It`s been 3 months now. And I am still abashed and peppery. Every damn time I see myself in the mirror I am confronted with THAT. „That“ is the sparse cluster of I`ll-go-wherever-I-like-today on my head. Yeeeeees, the hair.

What happened? Well…You know how every now and then somebody recommends you his/her stylist? And sometimes, just sometimes, you actually „try“ it? Yeees, I`ve done it. And now I look like somebody`s aunt who is fashionably stuck somewhere in the early 80s. And trust me, not the cool 80s, but the trashy ones. Hell, I`m sure you`ve been there. What do you do? What is the next move after this…this…disaster?

The answer is expected –   you spend next few months cursing, swearing, raising your hand in righteous anger towards the skies crying „WHY??????“. Of course, then the actions are followed by your creative side using the unfailing spring of imagination where you daydream of several well organized operations against the vicious stylist where you crash through the door, take the scissors and…and….do what you surely don`t do best! But then again, cutting hair is evidently not the strongest side of the mentioned stylist either. So you`re even!

But of course, nobody does that. No, you cry, use the improper words and that`s it. Then you take few deep breaths (one is just not enough) and harmonize with the situation. Face it – all you can do is wait to grow again. Or to completely change your style into something more practical. Which for lots of us is just not the option. (you know, us with the bushy curly hair which just have to have long hair, otherwise they look like the looniest representatives of the 70’s Afro look)

 

But in the meanwhile you may develop a brand new hobby called „I stare eagerly at other woman“. It is cheap, you can practise it almost anywhere, and your best half won`t be jealous, just perfect!

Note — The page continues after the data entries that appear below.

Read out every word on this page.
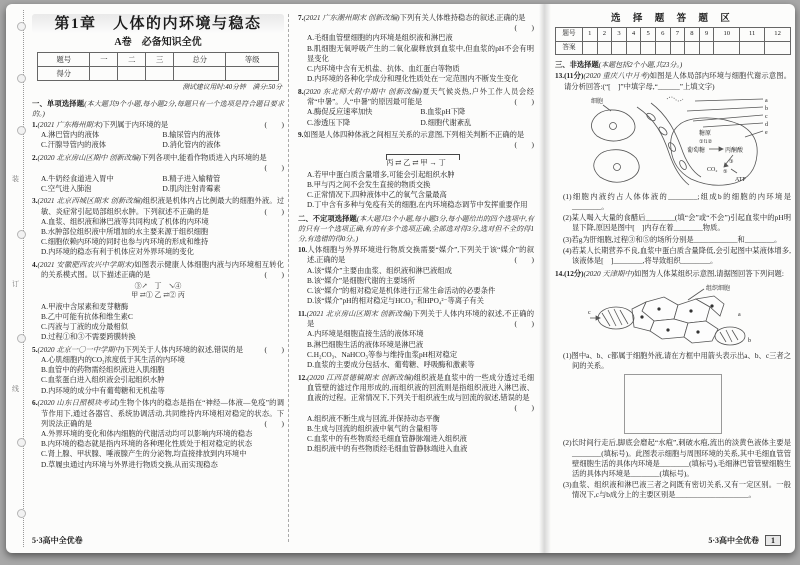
装
订
线
第1章　人体的内环境与稳态
A卷　必备知识全优
题号	一	二	三	总分	等级
得分					
测试建议用时:40分钟　满分:50分
一、单项选择题(本大题共9个小题,每小题2分,每题只有一个选项是符合题目要求的。)

1.(2021 广东梅州期末)下列属于内环境的是	(　　)

A.淋巴管内的液体	B.输尿管内的液体
C.汗腺导管内的液体	D.消化管内的液体

2.(2020 北京房山区期中 创新改编)下列各项中,能看作物质进入内环境的是

(　　)

A.牛奶经食道进入胃中	B.精子进入输精管
C.空气进入肺泡	D.肌肉注射青霉素

3.(2021 北京西城区期末 创新改编)组织液是机体内占比例最大的细胞外液。过敏、炎症常引起局部组织水肿。下列叙述不正确的是	(　　)

A.血浆、组织液和淋巴液等共同构成了机体的内环境
B.水肿部位组织液中所增加的水主要来源于组织细胞
C.细胞依赖内环境的同时也参与内环境的形成和维持
D.内环境的稳态有利于机体应对外界环境的变化

4.(2021 安徽肥西农兴中学期末)如图表示健康人体细胞内液与内环境相互转化的关系模式图。以下描述正确的是	(　　)

③↗　丁　↘④
甲 ⇄① 乙 ⇄② 丙
A.甲液中含尿素和麦芽糖酶
B.乙中可能有抗体和维生素C
C.丙液与丁液的成分最相似
D.过程①和③不需要跨膜转换

5.(2020 北京一〇一中学期中)下列关于人体内环境的叙述,错误的是	(　　)

A.心肌细胞内的CO₂浓度低于其生活的内环境
B.血管中的药物需经组织液进入肌细胞
C.血浆蛋白进入组织液会引起组织水肿
D.内环境的成分中有葡萄糖和无机盐等

6.(2020 山东日照模块考试)生物个体内的稳态是指在“神经—体液—免疫”的调节作用下,通过各器官、系统协调活动,共同维持内环境相对稳定的状态。下列说法正确的是	(　　)

A.外界环境的变化和体内细胞的代谢活动均可以影响内环境的稳态
B.内环境的稳态就是指内环境的各种理化性质处于相对稳定的状态
C.肾上腺、甲状腺、唾液腺产生的分泌物,均直接排放到内环境中
D.草履虫通过内环境与外界进行物质交换,从而实现稳态

7.(2021 广东潮州期末 创新改编)下列有关人体维持稳态的叙述,正确的是

(　　)

A.毛细血管壁细胞的内环境是组织液和淋巴液
B.肌细胞无氧呼吸产生的二氧化碳释放到血浆中,但血浆的pH不会有明显变化
C.内环境中含有无机盐、抗体、血红蛋白等物质
D.内环境的各种化学成分和理化性质处在一定范围内不断发生变化

8.(2020 东北师大附中期中 创新改编)夏天气候炎热,户外工作人员会经常“中暑”。人“中暑”的原因最可能是	(　　)

A.酶促反应速率加快	B.血浆pH下降
C.渗透压下降	D.细胞代谢紊乱

9.如图是人体四种体液之间相互关系的示意图,下列相关判断不正确的是

(　　)

丙 ⇄ 乙 ⇄ 甲 → 丁
A.若甲中蛋白质含量增多,可能会引起组织水肿
B.甲与丙之间不会发生直接的物质交换
C.正常情况下,四种液体中乙的氧气含量最高
D.丁中含有多种与免疫有关的细胞,在内环境稳态调节中发挥重要作用
二、不定项选择题(本大题共3个小题,每小题3分,每小题给出的四个选项中,有的只有一个选项正确,有的有多个选项正确,全部选对得3分,选对但不全的得1分,有选错的得0分。)

10.人体细胞与外界环境进行物质交换需要“媒介”,下列关于该“媒介”的叙述,正确的是	(　　)

A.该“媒介”主要由血浆、组织液和淋巴液组成
B.该“媒介”是细胞代谢的主要场所
C.该“媒介”的相对稳定是机体进行正常生命活动的必要条件
D.该“媒介”pH的相对稳定与HCO₃⁻和HPO₄²⁻等离子有关

11.(2021 北京房山区期末 创新改编)下列关于人体内环境的叙述,不正确的是	(　　)

A.内环境是细胞直接生活的液体环境
B.淋巴细胞生活的液体环境是淋巴液
C.H₂CO₃、NaHCO₃等参与维持血浆pH相对稳定
D.血浆的主要成分包括水、葡萄糖、呼吸酶和激素等

12.(2020 江西景德镇期末 创新改编)组织液是血浆中的一些成分透过毛细血管壁的滤过作用形成的,而组织液的回流则是指组织液进入淋巴液、血液的过程。正常情况下,下列关于组织液生成与回流的叙述,错误的是

(　　)

A.组织液不断生成与回流,并保持动态平衡
B.生成与回流的组织液中氧气的含量相等
C.血浆中的有些物质经毛细血管静脉端进入组织液
D.组织液中的有些物质经毛细血管静脉端进入血液
选 择 题 答 题 区
题号	1	2	3	4	5	6	7	8	9	10	11	12
答案												
三、非选择题(本题包括2个小题,共23分。)

13.(11分)(2020 重庆八中月考)如图是人体局部内环境与细胞代谢示意图。请分析回答:(“[　]”中填字母,“______”上填文字)

细胞	a
b
c
d
e
糖原
①⇅②
葡萄糖	丙酮酸
③
CO₂ ⑤
ATP

(1)细胞内液约占人体体液的________;组成b的细胞的内环境是________。

(2)某人喝入大量的食醋后________(填“会”或“不会”)引起血浆中的pH明显下降,原因是图中[　]内存在着________物质。

(3)若g为肝细胞,过程③和⑤的场所分别是____________和________。

(4)若某人长期营养不良,血浆中蛋白质含量降低,会引起图中某液体增多,该液体是[　]________,将导致组织________。

14.(12分)(2020 天津期中)如图为人体某组织示意图,请据图回答下列问题:

组织细胞
a
b
c

(1)图中a、b、c都属于细胞外液,请在方框中用箭头表示出a、b、c三者之间的关系。

(2)长时间行走后,脚底会磨起“水疱”,刺破水疱,流出的淡黄色液体主要是________(填标号)。此图表示细胞与周围环境的关系,其中毛细血管管壁细胞生活的具体内环境是________(填标号),毛细淋巴管管壁细胞生活的具体内环境是________(填标号)。

(3)血浆、组织液和淋巴液三者之间既有密切关系,又有一定区别。一般情况下,c与b成分上的主要区别是____________________。

5·3高中全优卷	5·3高中全优卷 1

Now really, I do look at aaaaall women, and they are all fine to me. It doesn`t matter if you are 17 or 77, if you have nice long hair or at least a decent female haircut, you`ll se me admiring you. Yes you! Imagine this: you are walking down the street, minding your own  buisness, or having a cup of coffee carefully sipping it like a lady (or a truck driver, nevermind) and somewhere near you there will be someone sighing and saying „Aaaaaah, look at that hair! Beautiful!“ and you will walk away without knowing it. Someone will consider you gorgeous and you won`t have any idea of it. Yeah, yeah, I know what you`re thinking, but this is my new hobby and I am sticking to it! Or at least `till I don`t learn how to knit. Or do gobelins.

 

Seriously, the worst thing that happened is that 3 days after the Big mess I went with a friend of mine for a cup a coffee. I needed a a friendly shoulder and a tap on my back, so I slowly untied my hair, looked at her and asked „Well?“ and she said „Hmmmm…I don`t…hmmm…I would like to say something better but you look… you look… like a WOMAN!“. Damn! Not that, not The WOMAN! No, no, no, no, no, I would take granny, granny hair styles are romantic but the woman…Woman style is serious, woman style is rigid, it it…it is…boring and old. Nobody wants that.

 

So, in the meanwhile until it grows back again, I have decided to wear a ponytail. And I must say that it is a short one. Pretty short. Embarrassingly short.

And I don`t know what I would give to have a lush rich hairy crown on my head again. A kingdom? Hell yes! Hear, hear…a kingdom for a pony(tail)! A kingdom for a wild and primeval proclamation of freedom, strenght and sexuality! A female hair. This beautiful, so personal and unique, touch of feminality. Which must be treated as the crown jewel.

Because I (and everyone else) deserve it.